Dog rescue groups have been saving neglected, abused, starving dogs in Southwest Florida, and tell Four in Your Corner they see the most out of Hendry County.
Last week, we introduced you to two dogs , one who has just months to live, and another who had to be put down on Saturday because she was so severely neglected.
Brandi is a nine-year-old pit bull who was rescued by Pure Hearts Rescue and fostered by Tammy Henry.
"She's got scars all over her that are consistent with fighting. She's been overbred greatly, you can tell," Henry said.
Henry has seen her fair share of neglected dogs; she's been working with animals for 15 years, some of that time at Clewiston Animal Control in Hendry County.

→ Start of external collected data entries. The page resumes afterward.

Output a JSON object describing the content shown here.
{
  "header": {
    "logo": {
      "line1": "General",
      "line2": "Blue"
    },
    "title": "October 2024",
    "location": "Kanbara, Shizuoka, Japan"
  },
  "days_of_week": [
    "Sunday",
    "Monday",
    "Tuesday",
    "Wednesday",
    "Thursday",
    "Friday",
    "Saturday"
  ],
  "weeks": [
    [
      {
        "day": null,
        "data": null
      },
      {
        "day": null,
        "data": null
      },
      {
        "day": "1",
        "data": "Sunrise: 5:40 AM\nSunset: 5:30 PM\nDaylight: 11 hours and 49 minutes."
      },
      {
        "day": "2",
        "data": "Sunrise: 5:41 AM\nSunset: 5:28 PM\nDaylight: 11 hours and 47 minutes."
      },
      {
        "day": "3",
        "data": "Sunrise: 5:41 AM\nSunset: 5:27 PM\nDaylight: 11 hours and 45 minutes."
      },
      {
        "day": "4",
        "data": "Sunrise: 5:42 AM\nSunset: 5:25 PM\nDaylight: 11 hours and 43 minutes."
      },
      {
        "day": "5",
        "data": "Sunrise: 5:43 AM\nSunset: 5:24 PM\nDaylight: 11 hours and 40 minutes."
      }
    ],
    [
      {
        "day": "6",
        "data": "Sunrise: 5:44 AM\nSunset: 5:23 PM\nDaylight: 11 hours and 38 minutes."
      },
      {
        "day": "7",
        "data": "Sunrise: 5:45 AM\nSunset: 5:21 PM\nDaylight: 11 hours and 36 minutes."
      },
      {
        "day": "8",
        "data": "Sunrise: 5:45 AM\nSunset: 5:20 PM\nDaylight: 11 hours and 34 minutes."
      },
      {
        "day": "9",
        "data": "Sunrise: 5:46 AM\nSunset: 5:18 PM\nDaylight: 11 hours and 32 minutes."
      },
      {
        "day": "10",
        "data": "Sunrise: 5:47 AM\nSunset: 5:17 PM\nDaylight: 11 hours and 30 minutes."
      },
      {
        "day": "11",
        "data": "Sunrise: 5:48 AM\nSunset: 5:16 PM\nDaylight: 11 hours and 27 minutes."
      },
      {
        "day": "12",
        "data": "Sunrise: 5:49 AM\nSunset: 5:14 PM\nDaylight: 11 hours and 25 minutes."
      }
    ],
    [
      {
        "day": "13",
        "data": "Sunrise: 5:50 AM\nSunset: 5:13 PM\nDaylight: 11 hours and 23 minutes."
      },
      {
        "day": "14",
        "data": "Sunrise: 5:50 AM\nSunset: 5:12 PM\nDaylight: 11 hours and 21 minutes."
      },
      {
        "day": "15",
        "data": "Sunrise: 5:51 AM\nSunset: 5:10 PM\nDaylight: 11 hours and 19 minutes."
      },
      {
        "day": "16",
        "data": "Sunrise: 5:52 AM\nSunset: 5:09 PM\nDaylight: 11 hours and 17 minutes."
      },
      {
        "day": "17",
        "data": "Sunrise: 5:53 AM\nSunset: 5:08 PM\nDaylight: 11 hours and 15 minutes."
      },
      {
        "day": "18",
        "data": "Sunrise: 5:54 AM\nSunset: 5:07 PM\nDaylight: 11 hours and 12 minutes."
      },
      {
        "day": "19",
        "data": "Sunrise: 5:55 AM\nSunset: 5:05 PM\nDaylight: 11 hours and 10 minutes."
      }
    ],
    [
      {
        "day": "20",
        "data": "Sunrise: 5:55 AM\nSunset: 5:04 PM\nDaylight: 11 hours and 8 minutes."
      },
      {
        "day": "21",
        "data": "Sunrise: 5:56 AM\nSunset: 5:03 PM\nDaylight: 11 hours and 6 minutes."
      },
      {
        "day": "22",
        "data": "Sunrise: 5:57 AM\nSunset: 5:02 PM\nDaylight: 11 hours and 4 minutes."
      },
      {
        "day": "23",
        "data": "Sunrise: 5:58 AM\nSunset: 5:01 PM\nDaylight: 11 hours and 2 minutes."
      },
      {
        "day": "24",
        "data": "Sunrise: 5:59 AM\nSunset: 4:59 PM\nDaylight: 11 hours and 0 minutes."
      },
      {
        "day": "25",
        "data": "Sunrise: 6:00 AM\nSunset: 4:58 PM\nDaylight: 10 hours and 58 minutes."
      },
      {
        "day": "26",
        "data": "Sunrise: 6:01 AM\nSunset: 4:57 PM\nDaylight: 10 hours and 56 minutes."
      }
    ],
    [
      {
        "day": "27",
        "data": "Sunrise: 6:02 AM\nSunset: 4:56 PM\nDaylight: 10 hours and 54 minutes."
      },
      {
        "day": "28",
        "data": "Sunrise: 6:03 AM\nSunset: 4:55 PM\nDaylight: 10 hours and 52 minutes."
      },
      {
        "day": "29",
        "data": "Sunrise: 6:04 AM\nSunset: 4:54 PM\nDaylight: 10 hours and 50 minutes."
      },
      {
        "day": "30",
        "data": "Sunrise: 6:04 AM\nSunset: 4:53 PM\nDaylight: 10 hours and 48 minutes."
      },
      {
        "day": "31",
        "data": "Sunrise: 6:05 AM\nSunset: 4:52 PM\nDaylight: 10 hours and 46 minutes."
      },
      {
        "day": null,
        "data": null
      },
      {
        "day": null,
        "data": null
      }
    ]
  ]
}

"The presence is heavy here. Dog fighting, over breeding pit bulls," Henry said.
Henry blames the problem on over breeding. "It contributes to the crime that goes on here because in certain places, they're just running loose everywhere. They're almost like mice," Henry said.
She said laws need to be in place to stop regulate breeding.
Four in Your Corner's Lisa Greenberg reached out to Hendry County officials for the first time in June after visiting the area, asking if they would consider laws to prevent over breeding. A few weeks later, she emailed again, with no response.
"That's why a lot of the help is coming from outside Hendry County, because the help just isn't there," Carey Kendzior with the Pit Bull Crew said.
After meeting with Kendzior and Henry last week, Fox 4 reached out to Hendry County officials again, and finally heard back.
The county's Planning and Community Development Director Margaret Emblidge said they're reading up on ordinances related to breeding, and looking into possibly creating a registration process for breeders, including home inspections.
Emblidge said in the next month, they plan to take some ideas for regulating breeding activity to the Hendry County Commissioners.
Hendry said she's glad officials are looking into this, but will be even happier if they follow through. She also hopes they'll consider anti-tethering ordinances because so many neglected dogs in Hendry County are found on chains.